As she recognized what could only be fairies, she realized each of them was a shade of gray, even their clothing. The voice whispered to her again, offering her sanctuary. It told her of the privacy of this cottage, how it could only be seen by those blessed with faerie sight or those truly desperate, as she had been. It told her how this place needed a new master, and would lead to a peaceful, quiet and easy life, away from the burden of people and their constant need, away from the pain of her parents’ quiet neglect and resentment.
When she asked why she should be chosen to be the new mistress of the hidden house, the voice told her of its own need. A need for its home to be tended and cared for, for it to be loved and embraced. The girl asked the owner of the voice to appear, that she may meet it and greet it properly and perhaps even offer the embrace so desired.

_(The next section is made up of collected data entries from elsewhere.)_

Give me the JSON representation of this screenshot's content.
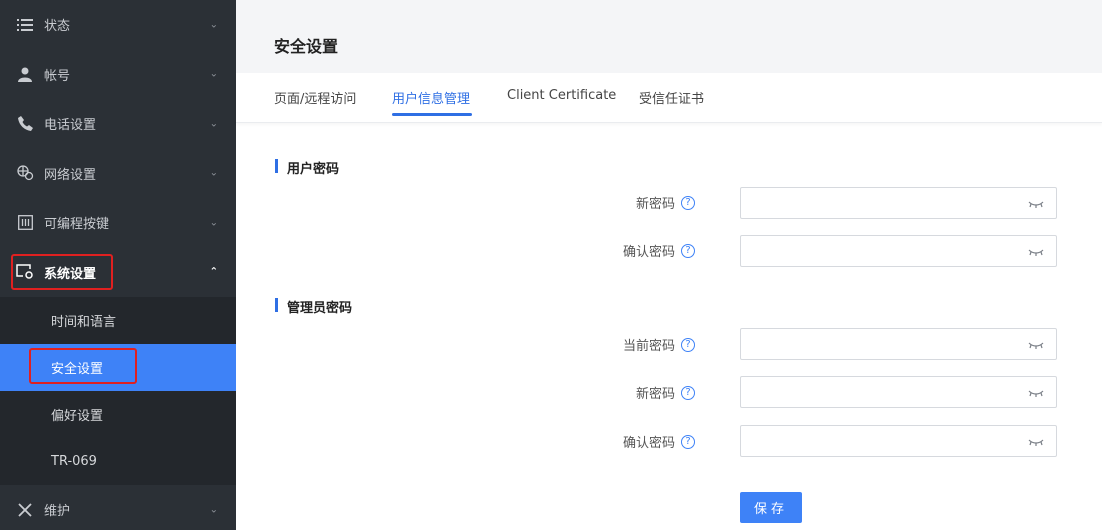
{
  "sidebar": {
    "items": [
      {
        "label": "状态",
        "icon": "list-icon"
      },
      {
        "label": "帐号",
        "icon": "user-icon"
      },
      {
        "label": "电话设置",
        "icon": "phone-icon"
      },
      {
        "label": "网络设置",
        "icon": "network-icon"
      },
      {
        "label": "可编程按键",
        "icon": "keypad-icon"
      },
      {
        "label": "系统设置",
        "icon": "system-settings-icon"
      },
      {
        "label": "维护",
        "icon": "tools-icon"
      }
    ],
    "submenu": [
      {
        "label": "时间和语言"
      },
      {
        "label": "安全设置"
      },
      {
        "label": "偏好设置"
      },
      {
        "label": "TR-069"
      }
    ]
  },
  "header": {
    "title": "安全设置"
  },
  "tabs": [
    {
      "label": "页面/远程访问"
    },
    {
      "label": "用户信息管理"
    },
    {
      "label": "Client Certificate"
    },
    {
      "label": "受信任证书"
    }
  ],
  "sections": {
    "user_password": {
      "title": "用户密码",
      "fields": [
        {
          "label": "新密码"
        },
        {
          "label": "确认密码"
        }
      ]
    },
    "admin_password": {
      "title": "管理员密码",
      "fields": [
        {
          "label": "当前密码"
        },
        {
          "label": "新密码"
        },
        {
          "label": "确认密码"
        }
      ]
    }
  },
  "help_glyph": "?",
  "buttons": {
    "save": "保存"
  },
  "colors": {
    "accent": "#3e82f7",
    "sidebar_bg": "#2b3036",
    "highlight": "#e02020"
  }
}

The voice answered that it would now appear and faster than thought, what little light had been contained within the cottage was snuffed out and she was left in utter darkness. The voice announced that this was its true form, a darkness that held light at bay. Within this darkness was solitude and safety, but also fear and misunderstanding. The people of her village would no longer befriend her, for they would not understand her decision to live her days out here.
In the way of a young person, whose heart holds desperation, she accepted immediately. A voice resonated, “The bargain is struck.”
At once, her eyes adjusted and it seemed that although there was no color, she could see everything within her new home clearly.
She has lived there for years.
And the moral of the story is: Seek her only in your greatest desperation. She shall appear for you otherwise.